Con solidaridad y cariño fuimos a acompañarlos a la vivienda de sus familiares donde la estaban velando, en una pequeña vereda cerca de Cali, mientras el sol fuerte del medio día calentaba la tierra del camino. Un pequeño callejón dirigía a la casita preciosa, escondida entre el follaje de los guabos, almendros y mangos donde retozaban los niños, las gallinas y los perros, sin darse cuenta de lo que ocurría. 
En la sala, acompañaban al ataúd un ramo de flores y un círculo de parientes y amigos que platicaban en voz baja. Los señores, que vestían su mejor pantalón y su camisa bien planchada, se paseaban por el frente de la casa. El joven esposo dejaba ver su dolor por haber perdido la estabilidad de su hogar. De pronto, un hombre enjuto, curtido por el sol, el trabajo y el paso de los años, vino hacia mí con un periódico en la mano y me dijo: "Usted es doña Lily de Jensen? Yo siempre la leo y la quiero felicitar porque lo que escribe es muy útil para educar a la gente." Sentí una gran emoción y ese comentario lo recordaré siempre como mi mejor estímulo.

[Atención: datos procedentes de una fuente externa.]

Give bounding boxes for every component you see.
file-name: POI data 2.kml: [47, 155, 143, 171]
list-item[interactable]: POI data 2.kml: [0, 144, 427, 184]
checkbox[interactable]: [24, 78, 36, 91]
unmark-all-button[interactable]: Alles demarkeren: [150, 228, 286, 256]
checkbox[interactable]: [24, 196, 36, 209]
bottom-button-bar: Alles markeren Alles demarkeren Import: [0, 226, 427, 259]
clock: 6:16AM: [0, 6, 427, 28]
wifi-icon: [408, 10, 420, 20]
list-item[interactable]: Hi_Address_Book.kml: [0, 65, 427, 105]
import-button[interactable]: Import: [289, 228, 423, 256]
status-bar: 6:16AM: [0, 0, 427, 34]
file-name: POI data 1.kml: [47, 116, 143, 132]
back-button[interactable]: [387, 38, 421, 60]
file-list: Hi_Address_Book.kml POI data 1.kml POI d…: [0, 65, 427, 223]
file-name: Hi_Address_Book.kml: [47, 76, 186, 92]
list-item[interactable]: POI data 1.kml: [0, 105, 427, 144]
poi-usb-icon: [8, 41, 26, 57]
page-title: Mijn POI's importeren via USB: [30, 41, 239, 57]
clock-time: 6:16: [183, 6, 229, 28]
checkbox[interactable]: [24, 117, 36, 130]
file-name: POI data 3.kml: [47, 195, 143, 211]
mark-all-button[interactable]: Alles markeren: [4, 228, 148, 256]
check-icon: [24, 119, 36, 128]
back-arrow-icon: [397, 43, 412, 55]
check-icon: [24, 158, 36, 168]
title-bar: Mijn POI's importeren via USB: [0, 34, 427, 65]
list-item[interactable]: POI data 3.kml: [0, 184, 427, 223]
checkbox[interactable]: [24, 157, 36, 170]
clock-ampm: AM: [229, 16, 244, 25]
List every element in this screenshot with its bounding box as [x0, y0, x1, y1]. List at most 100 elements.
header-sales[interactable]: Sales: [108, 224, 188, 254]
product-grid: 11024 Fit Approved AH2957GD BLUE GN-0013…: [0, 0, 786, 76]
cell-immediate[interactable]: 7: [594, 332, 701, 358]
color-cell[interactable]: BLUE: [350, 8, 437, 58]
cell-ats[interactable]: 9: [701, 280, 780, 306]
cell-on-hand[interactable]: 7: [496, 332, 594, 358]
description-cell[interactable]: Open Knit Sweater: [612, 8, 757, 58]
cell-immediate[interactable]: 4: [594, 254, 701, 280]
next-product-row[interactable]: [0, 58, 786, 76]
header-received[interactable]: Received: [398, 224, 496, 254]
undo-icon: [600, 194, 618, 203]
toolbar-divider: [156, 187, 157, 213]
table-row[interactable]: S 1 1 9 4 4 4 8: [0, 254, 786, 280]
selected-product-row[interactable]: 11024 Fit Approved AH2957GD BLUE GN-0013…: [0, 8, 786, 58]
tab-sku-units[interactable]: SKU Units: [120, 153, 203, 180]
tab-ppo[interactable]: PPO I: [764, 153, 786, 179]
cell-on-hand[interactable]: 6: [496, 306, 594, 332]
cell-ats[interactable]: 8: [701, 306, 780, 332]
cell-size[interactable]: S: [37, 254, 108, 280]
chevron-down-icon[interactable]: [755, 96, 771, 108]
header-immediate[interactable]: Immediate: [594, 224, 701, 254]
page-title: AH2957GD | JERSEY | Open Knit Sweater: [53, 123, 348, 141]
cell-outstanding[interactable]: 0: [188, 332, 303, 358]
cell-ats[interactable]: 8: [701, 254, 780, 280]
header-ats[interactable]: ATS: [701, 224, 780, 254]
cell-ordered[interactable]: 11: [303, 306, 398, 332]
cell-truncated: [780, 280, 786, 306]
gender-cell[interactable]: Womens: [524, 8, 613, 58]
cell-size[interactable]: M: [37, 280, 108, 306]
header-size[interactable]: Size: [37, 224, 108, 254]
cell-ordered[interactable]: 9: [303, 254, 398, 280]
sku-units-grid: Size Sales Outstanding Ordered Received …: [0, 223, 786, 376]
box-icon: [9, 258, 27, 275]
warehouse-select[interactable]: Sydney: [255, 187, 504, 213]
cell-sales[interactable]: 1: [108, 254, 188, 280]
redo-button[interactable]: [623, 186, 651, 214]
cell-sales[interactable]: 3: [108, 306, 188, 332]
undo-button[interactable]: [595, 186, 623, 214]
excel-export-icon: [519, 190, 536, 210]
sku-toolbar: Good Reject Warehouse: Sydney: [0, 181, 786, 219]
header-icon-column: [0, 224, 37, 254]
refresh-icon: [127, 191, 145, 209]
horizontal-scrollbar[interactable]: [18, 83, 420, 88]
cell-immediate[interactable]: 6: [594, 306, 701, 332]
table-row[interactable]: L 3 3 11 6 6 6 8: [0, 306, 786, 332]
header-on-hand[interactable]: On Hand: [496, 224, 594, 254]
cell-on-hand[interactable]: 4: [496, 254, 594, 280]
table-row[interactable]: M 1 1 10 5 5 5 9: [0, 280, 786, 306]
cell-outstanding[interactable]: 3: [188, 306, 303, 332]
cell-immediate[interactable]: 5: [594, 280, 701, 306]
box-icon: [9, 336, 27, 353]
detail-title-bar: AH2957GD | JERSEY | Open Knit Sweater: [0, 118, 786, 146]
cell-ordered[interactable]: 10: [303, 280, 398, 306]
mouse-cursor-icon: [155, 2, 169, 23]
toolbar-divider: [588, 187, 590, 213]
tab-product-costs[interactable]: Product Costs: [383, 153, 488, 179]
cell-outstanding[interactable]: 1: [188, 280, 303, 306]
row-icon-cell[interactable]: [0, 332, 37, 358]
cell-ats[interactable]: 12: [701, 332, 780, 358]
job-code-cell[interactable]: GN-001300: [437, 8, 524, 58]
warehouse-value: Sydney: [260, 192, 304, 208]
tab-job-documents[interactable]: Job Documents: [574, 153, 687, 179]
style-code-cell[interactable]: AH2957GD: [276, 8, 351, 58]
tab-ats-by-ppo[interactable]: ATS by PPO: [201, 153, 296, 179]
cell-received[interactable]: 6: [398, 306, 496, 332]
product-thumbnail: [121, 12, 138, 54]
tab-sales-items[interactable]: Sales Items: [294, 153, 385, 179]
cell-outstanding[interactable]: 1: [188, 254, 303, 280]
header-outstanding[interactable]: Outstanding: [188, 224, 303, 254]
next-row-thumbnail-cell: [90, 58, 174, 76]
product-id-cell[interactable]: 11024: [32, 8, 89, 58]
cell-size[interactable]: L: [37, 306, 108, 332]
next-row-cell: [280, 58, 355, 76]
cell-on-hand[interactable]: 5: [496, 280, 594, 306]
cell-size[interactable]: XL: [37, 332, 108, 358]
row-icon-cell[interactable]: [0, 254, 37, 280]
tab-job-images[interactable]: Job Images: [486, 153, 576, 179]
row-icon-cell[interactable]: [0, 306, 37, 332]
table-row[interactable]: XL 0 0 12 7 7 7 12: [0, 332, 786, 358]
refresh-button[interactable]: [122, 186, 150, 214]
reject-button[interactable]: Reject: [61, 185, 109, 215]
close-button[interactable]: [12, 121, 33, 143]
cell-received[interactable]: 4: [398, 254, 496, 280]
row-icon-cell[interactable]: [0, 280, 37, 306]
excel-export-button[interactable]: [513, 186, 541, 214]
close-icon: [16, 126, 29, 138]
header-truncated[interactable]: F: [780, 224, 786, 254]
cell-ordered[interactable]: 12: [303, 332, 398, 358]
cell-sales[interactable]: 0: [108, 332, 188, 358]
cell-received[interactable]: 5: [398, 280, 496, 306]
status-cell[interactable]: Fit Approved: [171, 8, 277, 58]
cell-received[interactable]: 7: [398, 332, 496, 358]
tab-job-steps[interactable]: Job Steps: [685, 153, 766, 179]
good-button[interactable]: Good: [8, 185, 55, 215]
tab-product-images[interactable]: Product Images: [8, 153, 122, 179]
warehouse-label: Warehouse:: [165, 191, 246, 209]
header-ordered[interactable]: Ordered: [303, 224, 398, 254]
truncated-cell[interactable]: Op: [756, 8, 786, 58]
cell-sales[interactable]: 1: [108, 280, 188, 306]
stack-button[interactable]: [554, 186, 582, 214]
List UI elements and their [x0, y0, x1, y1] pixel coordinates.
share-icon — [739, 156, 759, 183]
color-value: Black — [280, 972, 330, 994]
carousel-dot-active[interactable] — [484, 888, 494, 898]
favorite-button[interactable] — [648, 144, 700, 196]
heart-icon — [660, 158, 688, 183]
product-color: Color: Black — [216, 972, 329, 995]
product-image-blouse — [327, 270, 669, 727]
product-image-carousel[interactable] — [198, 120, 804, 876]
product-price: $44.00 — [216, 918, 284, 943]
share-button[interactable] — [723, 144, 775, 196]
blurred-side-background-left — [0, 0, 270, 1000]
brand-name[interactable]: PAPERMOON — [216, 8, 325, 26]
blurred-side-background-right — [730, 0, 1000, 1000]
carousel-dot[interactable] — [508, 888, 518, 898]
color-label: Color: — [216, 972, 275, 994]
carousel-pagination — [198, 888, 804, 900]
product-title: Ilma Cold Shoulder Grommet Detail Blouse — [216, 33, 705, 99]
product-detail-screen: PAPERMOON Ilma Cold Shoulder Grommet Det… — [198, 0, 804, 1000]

Al poco tiempo, uno de los hombres presentes se puso de pie y, con un rosario en la mano, comenzó a rezarlo. Todos lo recitábamos con devoción. Yo le daba gracias a Dios por permitirnos sentir, por un ratico, la paz del cielo. 
En el fondo se divisaba la cocina donde dos mujeres se aprestaban a preparar un sancocho. Los presentes deberían todos almorzar antes de ir al cementerio.

Mientras tanto, yo reflexionaba y aprendía de estas gentes sencillas. Todo el mundo actuaba con autenticidad y nadie pretendía aparentar nada. El respeto era natural, no impuesto. Nadie vestía de negro. La risa de los niños se confundía con el canto de los pájaros. Los ojos inmensos de Jennifer, con sus cinco años, solo sonreían sin saber qué pasaba ni medir que ya nunca mas sentiría el calor del abrazo de su mamá.